After 30+ years of steelhead fishing, I have came to the conclusion that they are one of the easiest fish to catch. Over the years my opinion of sea run rainbows has gone from magical, mystical beasts to the realization that they are no more magical or "smart" than a farm pond bluegill. After countless hours of fishing for these things, I changed my mind and the way I fish. One of the big light bulb moments that I recall was when I started teaching my kids how to fish. I was all into light line and perfect presentations. My idea was that everything HAD to be perfect. Anyway, I knew my young boys would not have the finesse required to consistently hook and land steel on the type of equipment I used, so I rigged my them up with Ugly Stick rods and 12#, in case they actually did find a dummy, they would have a chance. Guess what? The brats caught fish! After a few years they caught lots of fish. Even on high pressure rivers and behind veteran steelheaders. These guys are now literal fish vacuums and it's a bummer to be the guy that is stuck fishing behind them (usually me).

Don' over-think it! I think most steelhead are caught with something that looks and or smells like a bunch of cheap calories, or something that triggers a reflexive bite. This usually happens in the first few presentations. If it don't, I move or change lures. The best way to catch lots of steelhead is to figure out what they want then show it to lots of fish. I don't pretend to know why fish like one thing or another or why it sometimes changes day to day. I just try to figure out what THAT is as quick as possible and then do it over and over until it don't work no more. Don't waste the day messing with high pressured or spooked fish. Find some dummies! 

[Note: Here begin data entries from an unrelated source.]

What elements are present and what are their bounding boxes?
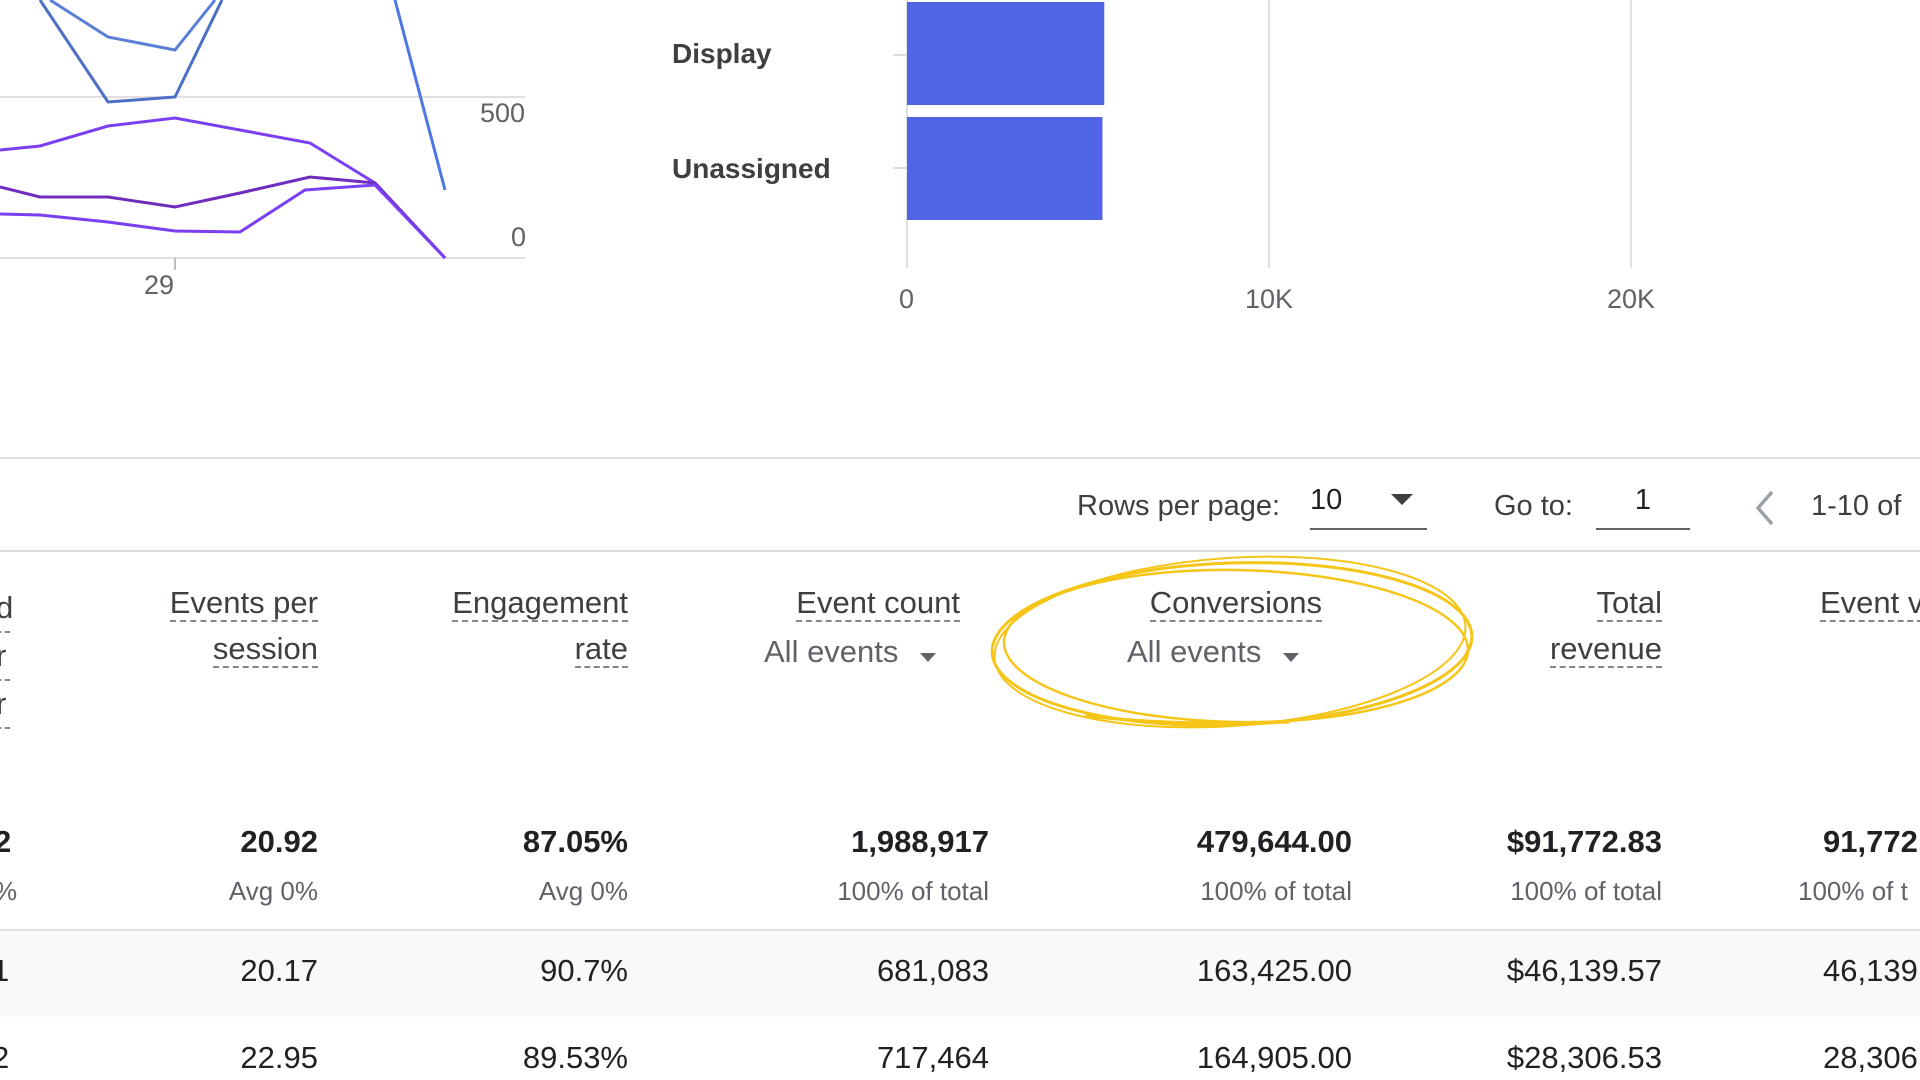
series-line-purple — [0, 116, 447, 260]
y-tick-0: 0 — [511, 222, 527, 252]
go-to-value: 1 — [1634, 484, 1652, 516]
row2-conversions: 164,905.00 — [1196, 1040, 1352, 1075]
column-header-event-count[interactable]: Event count — [796, 585, 960, 622]
totals-partial-sub: % — [0, 876, 17, 907]
totals-event-value: 91,772 — [1823, 824, 1918, 859]
series-line-violet — [0, 175, 447, 260]
totals-event-value-sub: 100% of t — [1798, 876, 1908, 906]
row2-events-per-session: 22.95 — [240, 1040, 318, 1075]
totals-conversions: 479,644.00 — [1196, 824, 1352, 859]
category-label-display: Display — [672, 38, 772, 69]
totals-events-per-session-sub: Avg 0% — [228, 876, 318, 906]
line-chart — [0, 0, 525, 270]
row2-engagement-rate: 89.53% — [522, 1040, 628, 1075]
conversions-event-filter[interactable]: All events — [1127, 634, 1300, 670]
chevron-down-icon — [920, 653, 937, 663]
page-range: 1-10 of — [1811, 490, 1902, 522]
x-tick-label: 10K — [1245, 284, 1294, 314]
x-tick-29: 29 — [144, 270, 175, 300]
event-count-event-filter[interactable]: All events — [764, 634, 937, 670]
rows-per-page-select[interactable]: 10 — [1310, 482, 1427, 530]
column-header-events-per-session[interactable]: Events per session — [169, 585, 318, 668]
row2-event-count: 717,464 — [876, 1040, 989, 1075]
row2-partial: 2 — [0, 1040, 10, 1075]
table-row[interactable] — [0, 1017, 1920, 1080]
row1-partial: 1 — [0, 953, 10, 988]
section-divider — [0, 457, 1920, 459]
row1-event-count: 681,083 — [876, 953, 989, 988]
chevron-left-icon — [1755, 490, 1774, 526]
row1-engagement-rate: 90.7% — [540, 953, 628, 988]
column-header-event-value[interactable]: Event v — [1820, 580, 1920, 626]
table-row[interactable] — [0, 929, 1920, 1019]
chevron-down-icon — [1391, 494, 1413, 505]
pagination-divider — [0, 550, 1920, 552]
go-to-label: Go to: — [1494, 490, 1573, 522]
y-tick-500: 500 — [480, 98, 526, 128]
series-line-blue-3 — [393, 0, 447, 191]
rows-per-page-label: Rows per page: — [1077, 490, 1281, 522]
totals-total-revenue: $91,772.83 — [1506, 824, 1662, 859]
series-line-blue-1 — [38, 0, 224, 104]
go-to-input[interactable]: 1 — [1596, 482, 1690, 530]
category-label-unassigned: Unassigned — [672, 153, 831, 184]
partial-column-header[interactable]: d r r — [0, 585, 13, 729]
previous-page-button[interactable] — [1748, 486, 1782, 530]
totals-events-per-session: 20.92 — [240, 824, 318, 859]
series-line-dark — [0, 183, 447, 260]
row2-event-value: 28,306 — [1823, 1040, 1918, 1075]
totals-partial-value: 2 — [0, 824, 12, 859]
row2-total-revenue: $28,306.53 — [1506, 1040, 1662, 1075]
column-header-total-revenue[interactable]: Total revenue — [1549, 585, 1662, 668]
totals-event-count-sub: 100% of total — [837, 876, 989, 906]
totals-conversions-sub: 100% of total — [1200, 876, 1352, 906]
totals-engagement-rate: 87.05% — [522, 824, 628, 859]
totals-total-revenue-sub: 100% of total — [1510, 876, 1662, 906]
bar-unassigned[interactable] — [907, 117, 1103, 220]
totals-event-count: 1,988,917 — [851, 824, 989, 859]
row1-total-revenue: $46,139.57 — [1506, 953, 1662, 988]
x-tick-label: 20K — [1607, 284, 1656, 314]
totals-engagement-rate-sub: Avg 0% — [538, 876, 628, 906]
bar-chart — [893, 0, 1632, 268]
x-tick-label: 0 — [899, 284, 915, 314]
rows-per-page-value: 10 — [1310, 484, 1343, 516]
bar-display[interactable] — [907, 2, 1105, 105]
column-header-engagement-rate[interactable]: Engagement rate — [452, 585, 628, 668]
row1-event-value: 46,139 — [1823, 953, 1918, 988]
column-header-conversions[interactable]: Conversions — [1149, 585, 1322, 622]
row1-conversions: 163,425.00 — [1196, 953, 1352, 988]
row1-events-per-session: 20.17 — [240, 953, 318, 988]
series-line-blue-2 — [49, 0, 217, 52]
chevron-down-icon — [1283, 653, 1300, 663]
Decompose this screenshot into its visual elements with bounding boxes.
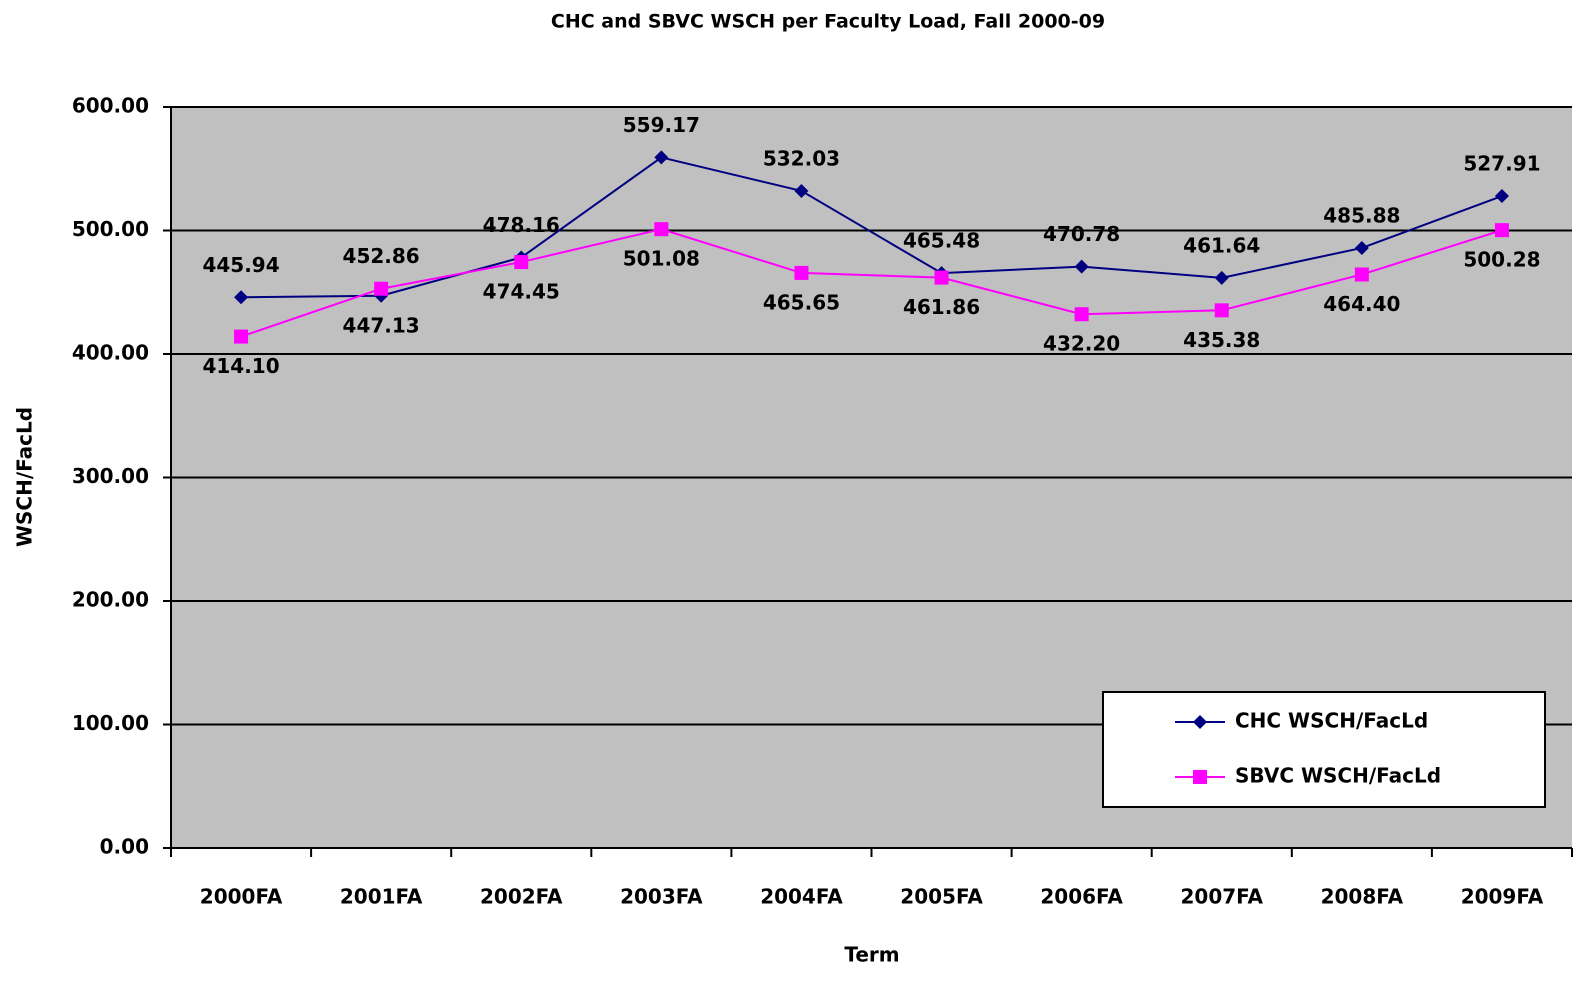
data-label: 470.78 bbox=[1043, 222, 1120, 246]
data-point bbox=[1214, 303, 1229, 318]
data-label: 445.94 bbox=[202, 253, 279, 277]
y-tick-label: 0.00 bbox=[100, 835, 149, 859]
y-tick-label: 600.00 bbox=[72, 94, 149, 118]
data-label: 452.86 bbox=[343, 244, 420, 268]
data-point bbox=[1494, 189, 1509, 204]
x-tick-label: 2002FA bbox=[480, 885, 563, 909]
data-point bbox=[794, 183, 809, 198]
data-label: 461.64 bbox=[1183, 233, 1260, 257]
data-label: 432.20 bbox=[1043, 332, 1120, 356]
data-label: 500.28 bbox=[1463, 248, 1540, 272]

I have come to the realization that my favorite gamefish has a brain the size of a pea and I don't know exactly what makes it tick. I'm OK with that and have quit (for the most part) trying to figure it out...


----------



## Shoeman (Aug 26, 2000)

I opened a male once and found 3 frogs in his belly.


----------



## Waif (Oct 27, 2013)

I watched a hold over(?) in summer leave the mainstream to stir up small fish in a nearshore hole then ease back out into the deeper water.
Two or three times , and I'd pitch when ever it re-entered that small hole again.
Stir up the small fish again and leave.
Figured it was sorting for size or scent.
Having toyed nearby with offerings on suspicious browns and bows over the years and it taking multiple drifts at the right time to arouse any of them usually , after watching the large trout harass the small fish I offered a chub near active evening time to some previously earlier disinterested skulkers holding in a loose group .
What a chase scene! , with a large brown taking it /winning the scramble within a few feet of me as I barley managed to keep up slack from the very determined flight of a doomed chub.


----------



## flowie (Oct 26, 2015)

Michigan Trout Addict said:


> It must be nice to just know everything and not question anything. Thank you for your highly profound input.


Theres no need to obsess about it. They will go after a lot of stuff. They are curious and competitive. With steelhead When,Where and How are more important than What. Duh.


----------



## gotoith (Sep 25, 2005)

I like to call them opportunists. This is why they sit on the current seams and wait to ambush whatever comes along. My fall back bait when spawn is not working are salted minnows. They work very consistently in the fall winter or spring.


----------



## Fishndude (Feb 22, 2003)

I've cleaned Steelhead that had sticks, bottle caps, and cigarette butts in their stomachs. 

Why do Salmon, and Steelhead eat eggs from their own species? (sorry if I jumped your next post, MTA). My answer to that question, after fishing for them for 40+ years is, "Who cares? They just do." For me, it is enough to understand that they do, and then plan what I use to get bitten accordingly. I used to lose sleep over these questions, but that stopped a long time ago. 

By the way, I am 100% on board with what SJC said about the tackle he uses. If Steelhead are in a biting mood, you don't need light line to get bitten. Does light line get more bites at time? Sure, once in a while. I land a much higher percentage of fish when I use heavier tackle, so I really don't drop down to less than 8# leader anymore. Likewise, I don't have a lot of use for hooks smaller than #8 for Steelhead, and I really don't like using 8's much.


----------



## Far Beyond Driven (Jan 23, 2006)

Nothing like seeing the white mouth on a big buck open up as he comes ripping out from a log jam to take a magnum wiggle wart, 15' off the rod tip, and 10' from your noisy two stroke that's pushing you up river. Shy, spooky? Not always.


----------



## REG (Oct 25, 2002)

Holy crap, you got the jonesin' real bad.....


----------